Prediction 4: The Rise of Health Sects
Challenges to and skepticism around the mainstream medical field and science itself have exploded in the past two years because of the pandemic and political tribalism in the United States. Anti-vaxxers, non-maskers, and COVID deniers are just the start of this expansion of distrust of experts, which, taken to its potential end, could result in multiple “health sects”—primary “schools” of medical thought that coalesce around political views and worldviews.
Imagine “Mainstreamers,” who might follow the establishment healthcare point of view; “Progressives,” who follow minimal medical intervention, combined with complementary and alternative medical solutions; and “Contrarians,” who deny mainstream medical thought and create their own set of “alternative facts” on everything from vaccines and childbirth to end-of-life care, and everything in between. These sects will not only follow the medical thinking that best fits their worldview, but they may also create their own reality through alternative research, diagnosis and treatment approaches, and models for the delivery of care itself.

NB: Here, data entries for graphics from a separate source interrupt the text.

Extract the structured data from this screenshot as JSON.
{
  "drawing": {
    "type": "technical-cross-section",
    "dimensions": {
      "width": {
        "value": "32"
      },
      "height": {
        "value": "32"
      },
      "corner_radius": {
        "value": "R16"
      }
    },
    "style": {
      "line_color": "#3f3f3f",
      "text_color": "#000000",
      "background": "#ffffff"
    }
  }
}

Bevolo recalls a story from Minnesota where the state medical board was reviewing a pediatrician because he was telling all his families not to get vaccines for their kids. “And the state medical board is reviewing his license,” he says. “Then you investigate some medical boards. In every case, county and state boards are all political appointees.
“You’re not Patagonia,” he continues. “You’re not Fox News. You can’t pick a red audience or a blue audience to treat. You need to treat them all. How do you promote vaccines when whatever percentage of the population doesn’t believe in vaccines? It’s a real issue. And it’s only going to get—unfortunately, we think—worse.”

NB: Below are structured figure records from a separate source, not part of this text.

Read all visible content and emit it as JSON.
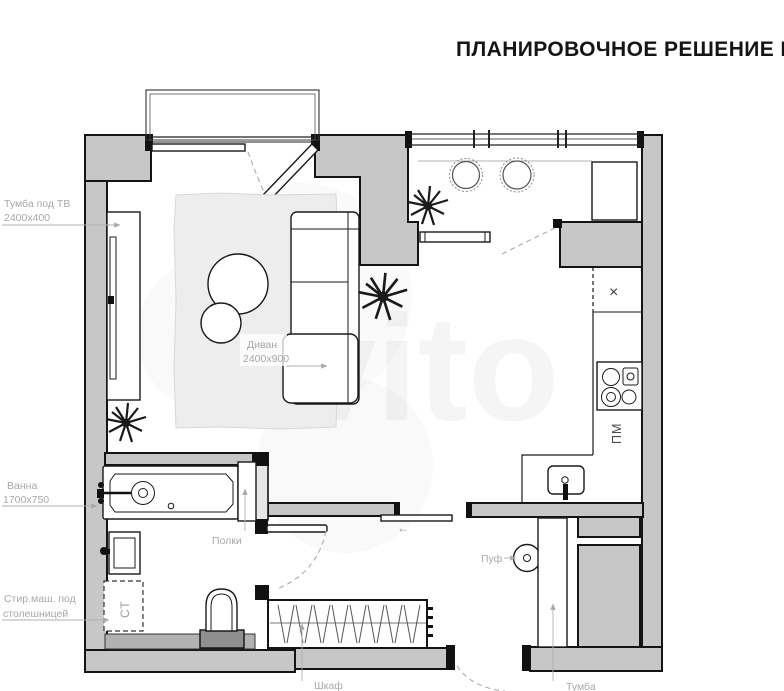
{
  "title": "ПЛАНИРОВОЧНОЕ РЕШЕНИЕ №",
  "watermark": "Avito",
  "colors": {
    "wall_fill": "#c7c7c7",
    "outline": "#141414",
    "label_gray": "#a8a8a8",
    "rug_fill": "#ededed",
    "platform_gray": "#b2b2b2"
  },
  "annotations": {
    "tv_stand": {
      "line1": "Тумба под ТВ",
      "line2": "2400х400"
    },
    "sofa": {
      "line1": "Диван",
      "line2": "2400х900"
    },
    "bath": {
      "line1": "Ванна",
      "line2": "1700х750"
    },
    "shelves": {
      "label": "Полки"
    },
    "washing_machine": {
      "line1": "Стир.маш. под",
      "line2": "столешницей",
      "abbr": "СТ"
    },
    "pouf": {
      "label": "Пуф"
    },
    "wardrobe": {
      "label": "Шкаф"
    },
    "cabinet": {
      "label": "Тумба"
    },
    "dishwasher": {
      "abbr": "ПМ"
    },
    "symbols": {
      "cross": "×",
      "slide_arrow": "←"
    }
  }
}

Prediction 5: Disparity Dystopia
The COVID-19 pandemic shone an ugly light on the disparities that have plagued the U.S. healthcare system for decades. Unfortunately, that health gap is more likely than not to expand, as the “haves” gain access to increasingly more expensive medical treatments, health services, and personalized care, while the “have nots” will face growing shortages in basic health resources, from clean water and air to physicians and clinicians, rural healthcare, and more.
This shift will be compounded by the mental-health crisis, which disproportionately affects systemically disadvantaged populations and groups outside traditional healthcare-access channels (teens, for example). All while those entities that might address these disparities—health systems, health plans, and state and federal governments—struggle more and more financially, and others lack the incentives to focus on the growing issue.

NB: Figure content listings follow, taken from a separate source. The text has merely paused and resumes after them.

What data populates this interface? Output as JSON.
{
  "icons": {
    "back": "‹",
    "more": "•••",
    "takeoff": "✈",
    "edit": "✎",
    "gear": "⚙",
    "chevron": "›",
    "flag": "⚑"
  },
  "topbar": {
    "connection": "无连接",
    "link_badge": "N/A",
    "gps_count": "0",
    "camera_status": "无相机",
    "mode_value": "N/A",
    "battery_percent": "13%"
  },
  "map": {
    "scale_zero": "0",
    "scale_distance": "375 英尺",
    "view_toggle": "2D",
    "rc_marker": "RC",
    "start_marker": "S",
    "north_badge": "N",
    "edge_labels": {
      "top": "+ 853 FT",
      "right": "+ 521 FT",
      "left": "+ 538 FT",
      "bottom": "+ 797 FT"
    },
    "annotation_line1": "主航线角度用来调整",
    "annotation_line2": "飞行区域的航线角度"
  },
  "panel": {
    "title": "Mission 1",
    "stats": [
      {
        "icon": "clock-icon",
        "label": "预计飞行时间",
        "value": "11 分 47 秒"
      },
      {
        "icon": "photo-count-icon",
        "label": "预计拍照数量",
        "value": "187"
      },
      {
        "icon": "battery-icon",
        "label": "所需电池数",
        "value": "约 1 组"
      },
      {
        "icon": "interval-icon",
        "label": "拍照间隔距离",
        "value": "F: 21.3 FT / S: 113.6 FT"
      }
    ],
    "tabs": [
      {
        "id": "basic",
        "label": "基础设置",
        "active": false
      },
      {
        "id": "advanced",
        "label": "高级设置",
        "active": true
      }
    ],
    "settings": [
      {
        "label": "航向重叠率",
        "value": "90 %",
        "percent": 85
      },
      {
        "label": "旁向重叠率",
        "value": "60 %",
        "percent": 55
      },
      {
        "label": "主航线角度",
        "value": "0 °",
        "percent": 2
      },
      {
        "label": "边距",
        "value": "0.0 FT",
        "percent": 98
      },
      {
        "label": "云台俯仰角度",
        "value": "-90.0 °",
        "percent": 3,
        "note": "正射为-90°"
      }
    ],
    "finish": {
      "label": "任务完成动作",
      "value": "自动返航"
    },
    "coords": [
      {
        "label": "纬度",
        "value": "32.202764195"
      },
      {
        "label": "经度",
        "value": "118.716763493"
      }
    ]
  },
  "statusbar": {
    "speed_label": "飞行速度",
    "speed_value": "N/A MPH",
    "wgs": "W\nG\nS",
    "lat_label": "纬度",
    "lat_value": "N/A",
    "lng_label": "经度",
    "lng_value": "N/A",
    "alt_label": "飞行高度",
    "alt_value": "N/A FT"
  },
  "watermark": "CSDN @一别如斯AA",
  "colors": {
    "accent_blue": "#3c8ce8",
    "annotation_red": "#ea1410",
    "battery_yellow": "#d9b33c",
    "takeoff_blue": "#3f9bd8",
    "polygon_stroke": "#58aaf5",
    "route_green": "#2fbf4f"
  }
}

“This is something that’s not new,” Bevolo says. “Disparities and equities have been with us for decades and decades—as long as there have been health systems in this country. COVID-19 made things worse, and it also shone a spotlight on that. And unfortunately, from everything we saw, it’s not going to get better. This is big stuff, but it’s not necessarily great stuff. We didn’t intend for this to come out with some negative predictions, but the cards are on the table. It is what it is. But the future is what we make it.”